Kong et al. first reported in 2011 that dietary ω-3 fatty acids could suppress EAE in an animal model (73). Their extensive work showed that pretreatment of bone marrow-derived dendritic cells (DC) with DHA could prevent LPS-induced DC maturation and weaken the stimulation of antigen-specific T cells (73). Consistent with these in vitro observations, the results from the animal model further demonstrated decreased numbers of IFNγ- and IL-17-producing CD4+ T cells in both spleen and CNS (73). In another independent study, the mice with myelin oligodendrocyte glycoprotein (MOG)-induced EAE showed a significant delay in onset and amelioration in severity by DHA-enriched diet (131). In such context, the female mice were fed 4 weeks of either the control diet, or the diet containing 0.3 or 1.0% DHA in either phospholipid (PL) form or triacylglycerol (TAG) form pre-EAE induction and for 4 weeks post-EAE induction. The TAG-form DHA appeared to be effective in lower daily scores in the early phase of EAE during day 9–16 while PL-form DHA was effective in decreasing daily scores in the final outcome during day 23–28 (131). Increasing EPA content in the diet appeared to have the benefit similar to that of DHA-enriched diet. Unoda et al. found that EPA-enriched diet significantly lowered clinical EAE scores, and remarkably inhibited the production of IFN-γ and IL-17 (132). Consistent with these findings in the nutritional intervention studies, modeling of MS with cuprizone in the fat-1 mice revealed that endogenous production of ω-3 PUFAs strongly promoted remyelination after a toxic injury to CNS oligodendrocytes via modulation of the immune system (133, 134). Interestingly, some of the protective effects were mediated at least in part through EPA-derived lipid metabolites, such as 18-HEPE by acting directly on oligodendrocytes and neurons (133, 134). Taken together, the findings coming out of the clinical investigations and animal models provided the hope of applying high dose of EPA/DHA agents in the treatment of MS.

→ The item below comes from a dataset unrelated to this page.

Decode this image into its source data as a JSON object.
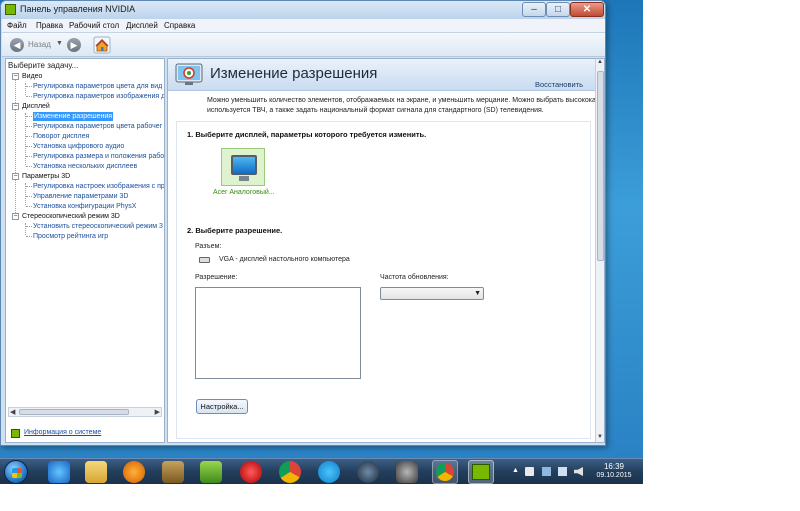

The promising findings coming from the cumulative research work over the last decade solidified the role of ω-3 PUFAs as a potential candidate to prevent or even treat such autoimmune diseases as type 1 diabetes, RA, SLE, MS. Undoubtedly, many of the beneficial effects of ω-3 PUFAs can be traced back to their anti-inflammation actions; however, other mechanisms, such as the regulation of mTOR activity may also be in place. Although still facing some technical issues, particularly clinical evaluation of efficacy and safety, the use of high dosages of EPA/DHA or fat-1 gene therapy to generate endogenousω-3 PUFAs have a huge potential in the clinical treatment of these debilitating diseases.